A vivid case: [G] It is possible that God can damn an innocent man.
If 'possible' in G is read as metaphysical possibility then the sentence is false. If 'possible' means consistent with God's omnipotence, and supposing that to mean that God can bring about any consistently describable situation, then it is true.

Another example: Suppose I solve a complicated sum, and someone asks me whether it is possible that I'm wrong. If I'm wrong, then I'm necessarily wrong; if right, I'm necessarily right. Either way, it's a matter of necessity. So what sort of possibility is in question here? epistemic possibility.

Yet another example (the modal fallacy): If I know p, it is not possible that p is not the case. But if it is not possible that p is not the case, then p is necessarily the case. The sort of possibility that is required to defuse the difficuly is epistemic, not metaphysical possibility

Example: It is possible that I don’t exist. If I say this, I’m not asserting of myself that I don’t exist (or else it is necessarily false). Rather, it means that for all I know, it could have been the case that I did not exist.

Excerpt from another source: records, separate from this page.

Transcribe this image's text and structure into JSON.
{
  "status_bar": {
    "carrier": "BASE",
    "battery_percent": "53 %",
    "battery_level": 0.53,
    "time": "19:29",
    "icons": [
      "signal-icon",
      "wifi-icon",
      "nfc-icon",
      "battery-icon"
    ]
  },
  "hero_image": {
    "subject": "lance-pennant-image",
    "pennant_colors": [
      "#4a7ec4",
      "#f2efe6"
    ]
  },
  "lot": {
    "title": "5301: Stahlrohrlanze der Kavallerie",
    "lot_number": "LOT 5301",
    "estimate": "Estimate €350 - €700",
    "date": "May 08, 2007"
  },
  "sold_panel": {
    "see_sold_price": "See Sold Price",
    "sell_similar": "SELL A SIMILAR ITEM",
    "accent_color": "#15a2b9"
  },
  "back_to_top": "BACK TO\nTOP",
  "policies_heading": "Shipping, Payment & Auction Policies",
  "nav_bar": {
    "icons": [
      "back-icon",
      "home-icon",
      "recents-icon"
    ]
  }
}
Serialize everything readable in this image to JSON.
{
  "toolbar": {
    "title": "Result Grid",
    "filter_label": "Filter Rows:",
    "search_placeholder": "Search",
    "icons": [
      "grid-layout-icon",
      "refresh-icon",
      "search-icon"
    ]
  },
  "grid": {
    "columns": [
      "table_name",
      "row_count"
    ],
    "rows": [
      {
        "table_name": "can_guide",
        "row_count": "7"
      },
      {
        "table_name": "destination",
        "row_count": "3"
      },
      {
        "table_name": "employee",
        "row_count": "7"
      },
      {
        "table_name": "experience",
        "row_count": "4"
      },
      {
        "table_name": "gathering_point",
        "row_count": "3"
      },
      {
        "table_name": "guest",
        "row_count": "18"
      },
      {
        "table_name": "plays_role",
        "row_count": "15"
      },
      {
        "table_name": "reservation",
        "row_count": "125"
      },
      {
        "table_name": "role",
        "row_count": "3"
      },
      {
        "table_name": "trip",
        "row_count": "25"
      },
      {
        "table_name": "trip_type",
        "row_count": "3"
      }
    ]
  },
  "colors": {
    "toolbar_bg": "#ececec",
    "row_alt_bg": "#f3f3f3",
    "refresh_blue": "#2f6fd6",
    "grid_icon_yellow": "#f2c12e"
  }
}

Yet another example: Someone comes up to you at a ball and says: ‘That masked man is your father’. You say: ‘That’s not possible!’ In fact, the masked man is your father. And given that necessarily your father is identical to himself, and that necessarily your father is your father, it looks like you had something like epistemic possibility in mind.

Examples could be multiplied.

The point is that the word 'possible' often expresses different modalities. One can't deduce from the fact that a sentence has the form 'X is possible' that it makes a statement about metaphysical possibility. [You might (!) like to see this note on modal confusions]

Now, suppose that there's a fact, F, such that at a given time, for some person, or group of people, F is epistemically inaccessible. There is no reason to think that that F is not also metaphysically possible. Further, actuality implies possibility. If F should now become the case, then it was always metaphysically possible that F, and it is now (let us suppose) known and hence possible to know that F is the case. But then, one can truly say that there was a time in the past when it was epistemically impossible that F. A fortiori, B, exploiting the ambiguity of 'possible', can say that "impossible things can . . . happen", and all the rest of it.

So, we've established that 'x is possible' doesn't always mean 'x is metaphysically possible'. And we know that there's a perfectly intelligible notion of epistemic possibility. B's extract, read in that light, is not only coherent, it is rather banal. I suggest we attribute banality rather than vice.